Машина забиралась все выше над озером, оставив позади залитую лунным светом каменную массу Северного Музея. Из Тиволи струилась музыка и увязала в холодном воздухе: так глыба льда бережет от разложения два тела — застывший жар, ледяная отрешенность.
— Что я буду делать в Тиволи? — недоумевал Крог. — Вы отчаянный человек, Фаррант. С вами беспокойно. Взять и уехать из оперы! Завтра это будет во всех газетах. Вы слышали, они мне что-то сказали? Им хотелось знать, что случилось: не понравилась постановка, плохое самочувствие или дурные новости?
— За нами кто-то едет, — сказал Энтони, выглянув в заднее стекло: пышный желтый пушок света сновал на дороге возле Скансена. — Они наверняка накроют нас в ресторане. Скажите шоферу, чтобы ехал в Тиволи. Другого выхода нет. В толпе они нас не найдут. — Он сам постучал в стекло кабины;
— Тиволи, — сказал он. — Тиволи.
— Нет, — запротестовал Крог. — Этого делать нельзя. Что скажут газеты? Променять оперу на Тиволи! Меня сочтут сумасшедшим. Вы представляете, что будет на бирже?

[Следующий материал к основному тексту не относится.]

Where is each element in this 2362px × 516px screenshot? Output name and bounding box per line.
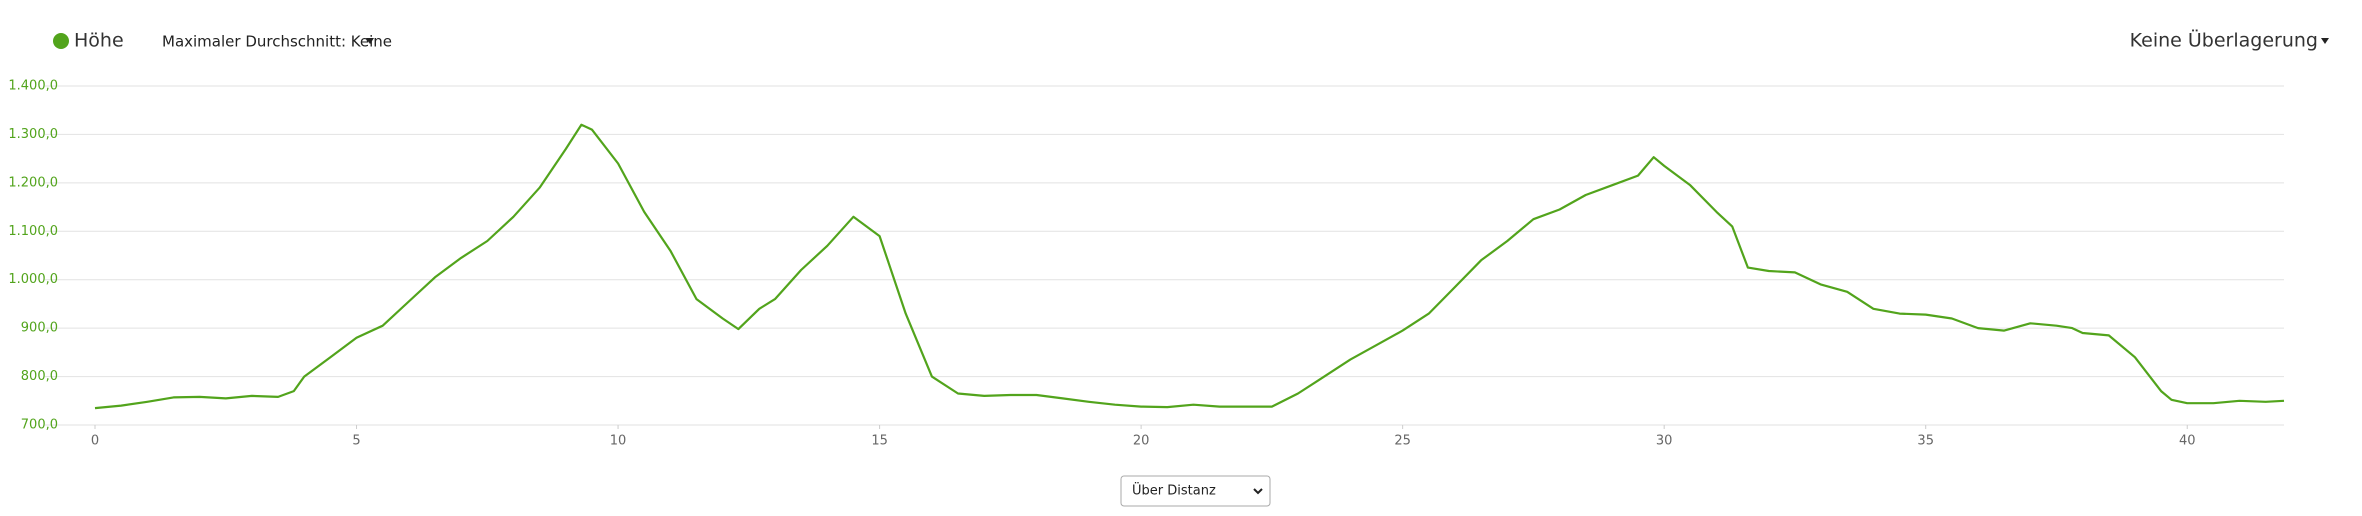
x-tick-label: 30 <box>1656 434 1673 449</box>
dropdown-arrow <box>366 38 374 44</box>
x-tick-label: 15 <box>871 434 888 449</box>
y-tick-label: 1.000,0 <box>8 272 58 287</box>
x-tick-label: 20 <box>1133 434 1150 449</box>
elevation-line <box>94 123 2285 410</box>
average-dropdown[interactable]: Maximaler Durchschnitt: Keine <box>162 33 392 51</box>
x-tick-label: 10 <box>610 434 627 449</box>
x-tick-label: 5 <box>352 434 360 449</box>
legend-label[interactable]: Höhe <box>74 30 124 52</box>
overlay-dropdown[interactable]: Keine Überlagerung <box>2130 29 2318 52</box>
y-tick-label: 1.100,0 <box>8 224 58 239</box>
select-arrow <box>1253 488 1263 495</box>
y-tick-label: 1.200,0 <box>8 175 58 190</box>
x-tick-label: 40 <box>2179 434 2196 449</box>
x-tick-label: 35 <box>1917 434 1934 449</box>
x-tick-label: 0 <box>91 434 99 449</box>
distance-select[interactable] <box>1120 475 1271 507</box>
y-tick-label: 800,0 <box>21 369 58 384</box>
legend-dot <box>53 33 69 49</box>
y-tick-label: 1.400,0 <box>8 79 58 94</box>
y-tick-label: 900,0 <box>21 321 58 336</box>
x-tick-label: 25 <box>1394 434 1411 449</box>
y-tick-label: 1.300,0 <box>8 127 58 142</box>
dropdown-arrow <box>2321 38 2329 44</box>
y-tick-label: 700,0 <box>21 418 58 433</box>
select-label: Über Distanz <box>1132 482 1216 499</box>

— Не думайте об этом, — сказал Энтони.
— Не думать о бирже, — изумился Крог. У него вырвался испуганный виноватый смешок. — Отчаянный человек, — повторил он. — Этот шрам — вы тоже тогда ни о чем не думали?
— Шрам? — подхватил Энтони. — Это долгая история. Вы помните, как несколько лет назад в Индийском океане затонул «Нептун»? Впрочем, у вас, наверное, об этом не писали. На корабле возникла паника, пассажиры сломя голову рвались к шлюпкам, а я помогал старшему офицеру поддерживать порядок — ну, кто-то мне и удружил.

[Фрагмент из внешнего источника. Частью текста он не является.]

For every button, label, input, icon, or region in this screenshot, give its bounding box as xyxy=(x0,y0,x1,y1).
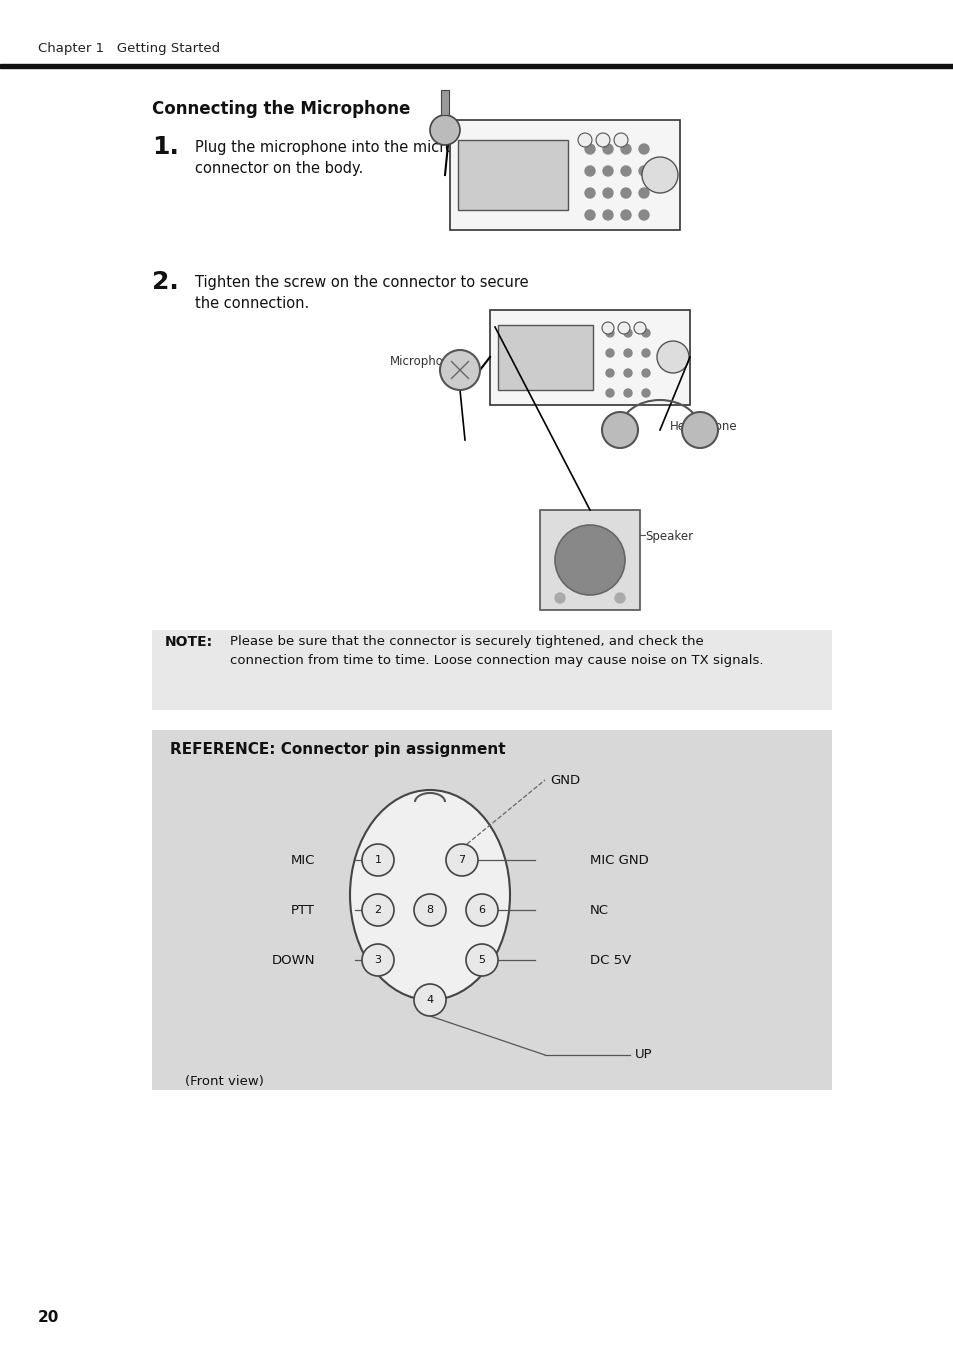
Text: REFERENCE: Connector pin assignment: REFERENCE: Connector pin assignment xyxy=(170,742,505,757)
Text: Microphone: Microphone xyxy=(390,355,458,367)
Circle shape xyxy=(596,132,609,147)
Circle shape xyxy=(639,145,648,154)
Text: Please be sure that the connector is securely tightened, and check the
connectio: Please be sure that the connector is sec… xyxy=(230,635,762,667)
Text: DOWN: DOWN xyxy=(272,954,314,966)
Text: 1.: 1. xyxy=(152,135,178,159)
Text: 6: 6 xyxy=(478,905,485,915)
Bar xyxy=(450,120,679,230)
Text: 7: 7 xyxy=(458,855,465,865)
Circle shape xyxy=(439,350,479,390)
Circle shape xyxy=(601,412,638,449)
Text: 4: 4 xyxy=(426,994,433,1005)
Text: 8: 8 xyxy=(426,905,433,915)
Text: NOTE:: NOTE: xyxy=(165,635,213,648)
Circle shape xyxy=(361,894,394,925)
Text: (Front view): (Front view) xyxy=(185,1075,264,1088)
Circle shape xyxy=(602,188,613,199)
Text: MIC GND: MIC GND xyxy=(589,854,648,866)
Circle shape xyxy=(641,349,649,357)
Text: 2.: 2. xyxy=(152,270,178,295)
Bar xyxy=(440,91,449,115)
Circle shape xyxy=(641,157,678,193)
Circle shape xyxy=(361,844,394,875)
Bar xyxy=(152,730,831,1090)
Text: Plug the microphone into the microphone
connector on the body.: Plug the microphone into the microphone … xyxy=(194,141,499,176)
Text: 5: 5 xyxy=(478,955,485,965)
Circle shape xyxy=(639,166,648,176)
Ellipse shape xyxy=(350,790,510,1000)
Text: PTT: PTT xyxy=(291,904,314,916)
Circle shape xyxy=(465,944,497,975)
Circle shape xyxy=(641,330,649,336)
Circle shape xyxy=(414,894,446,925)
Text: NC: NC xyxy=(589,904,608,916)
Text: Chapter 1   Getting Started: Chapter 1 Getting Started xyxy=(38,42,220,55)
Circle shape xyxy=(584,188,595,199)
Text: Headphone: Headphone xyxy=(669,420,737,434)
Circle shape xyxy=(623,349,631,357)
Circle shape xyxy=(605,330,614,336)
Text: UP: UP xyxy=(635,1048,652,1062)
Text: Speaker: Speaker xyxy=(644,530,693,543)
Circle shape xyxy=(620,188,630,199)
Circle shape xyxy=(605,369,614,377)
Circle shape xyxy=(602,209,613,220)
Text: 3: 3 xyxy=(375,955,381,965)
Circle shape xyxy=(681,412,718,449)
Circle shape xyxy=(584,166,595,176)
Circle shape xyxy=(584,209,595,220)
Circle shape xyxy=(446,844,477,875)
Circle shape xyxy=(555,526,624,594)
Circle shape xyxy=(465,894,497,925)
Circle shape xyxy=(555,593,564,603)
Bar xyxy=(457,141,567,209)
Circle shape xyxy=(601,322,614,334)
Circle shape xyxy=(641,389,649,397)
Circle shape xyxy=(623,369,631,377)
Circle shape xyxy=(602,145,613,154)
Circle shape xyxy=(620,166,630,176)
Text: Tighten the screw on the connector to secure
the connection.: Tighten the screw on the connector to se… xyxy=(194,276,528,311)
Text: DC 5V: DC 5V xyxy=(589,954,631,966)
Circle shape xyxy=(361,944,394,975)
Bar xyxy=(497,326,593,390)
Circle shape xyxy=(639,188,648,199)
Circle shape xyxy=(578,132,592,147)
Circle shape xyxy=(618,322,629,334)
Circle shape xyxy=(620,145,630,154)
Text: 1: 1 xyxy=(375,855,381,865)
Bar xyxy=(539,509,639,611)
Circle shape xyxy=(615,593,624,603)
Circle shape xyxy=(620,209,630,220)
Text: 2: 2 xyxy=(374,905,381,915)
Text: GND: GND xyxy=(550,774,579,786)
Text: MIC: MIC xyxy=(291,854,314,866)
Circle shape xyxy=(605,389,614,397)
Circle shape xyxy=(602,166,613,176)
Text: 20: 20 xyxy=(38,1310,59,1325)
Bar xyxy=(0,63,953,68)
Circle shape xyxy=(634,322,645,334)
Circle shape xyxy=(623,330,631,336)
Circle shape xyxy=(641,369,649,377)
Bar xyxy=(490,309,689,405)
Bar xyxy=(152,630,831,711)
Circle shape xyxy=(623,389,631,397)
Circle shape xyxy=(614,132,627,147)
Circle shape xyxy=(584,145,595,154)
Circle shape xyxy=(639,209,648,220)
Circle shape xyxy=(414,984,446,1016)
Circle shape xyxy=(657,340,688,373)
Text: Connecting the Microphone: Connecting the Microphone xyxy=(152,100,410,118)
Circle shape xyxy=(605,349,614,357)
Circle shape xyxy=(430,115,459,145)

Крог рассмеялся. Энтони растерянно и недоверчиво спросил:
— Вы не верите?
— Ни единому слову, — ответил Крог. Такси остановилось, но Энтони, изумлено расширив глаза, даже не шелохнулся.
— Почему же вы не поверили? Где я ошибся? — Он стал вполголоса разбирать весь рассказ:
— «Нептун»… паника… все рвутся к шлюпкам… — Выходите, — скомандовал Крог. — То второе такси подъезжает. — Пройдя через турникет, он рукой задержал Энтони. — Я хочу посмотреть, кто это. Машина вплотную подъехала к первому такси. Наружу выбрался человек в сером летнем костюме; расплачиваясь, он неторопливо и цепко осмотрелся; худое лицо, мешки под глазами и подбородком. — Это Пилстрем. — Такси не отъезжало. Ища ступеньку, высунулись ноги в узких черных брюках и повисли над землей, длинные, тонкие и бескостные, как макароны. — Их двое! — воскликнул Крог. — Мне всегда казалось, что Пилстрем охотится в одиночку. Погодите, да это же… как, однако, мы заинтриговали их… — Длинный фрак, тонкий, как шнурок, галстук завязан бантиком на старческой шее, седая щетина, длинное постное лицо. -…Это же профессор Хаммарстен, — черная мягкая шляпа, очки в стальной оправе, пепельно-серые щеки. — Быстро! — заторопился Крог. — Пока нас не увидели. — Он шел впереди; ловя вокруг удивленные взгляды, он вспомнил, что он в вечернем костюме и без шляпы, но странное безразличие охватило его; он вспомнил Холла с накладным носом, шумную толкучку фиесты, тревожные расспросы Холла:
— А с трением-то как? — И остановившись позади тира перевести дух, он сказал:
— Бедняга Холл, как бы он на все это посмотрел? — Верный Холл. На него можно рассчитывать во всем, кроме соучастия в этой стремительной потере тормозов, в этом безумстве. Такое можно себе позволить только с человеком, который даже не умеет убедительно соврать. Еще не отдышавшись, ой тихо сказал:
— Это было не в Индийском океане.
— Черт возьми, — пробормотал Энтони. Щурясь от света прожекторов, он неловко улыбнулся:
— Я впервые испробовал эту историю. Обычно я даю рассказ о бомбе. Ладно, — решился он, — вам скажу. Кроме Кейт, никто не знает. Я снимал шкурку с кролика и у меня сорвался ножик. — Пилстрем, — сказал Крог. Со стороны центральной аллеи из-за угла осторожно вышел человек в сером костюме, ступая мягко, как кошка вокруг мусорного ящика. Крог усталым голосом сказал:
— Игра кончилась. — И словно обманывая кого-то близкого, сплавив ему акции, которые ладно бы обесценились в будущем, но уже сейчас ничего не стоят, хоть выбрось, мучаясь угрызениями совести, Крог добавил:
— Мы сваляли дурака. — Сейчас разберемся, — сказал Энтони.
Он подошел к Пилстрему, взял его за локоть, развернул и толкнул за угол палатки. Пилстрем несколько раз пронзительно крикнул:
— Хаммарстен! Хаммарстен! — Профессор Хаммарстен замешкался возле медных ручек призового аттракциона. — Хаммарстен!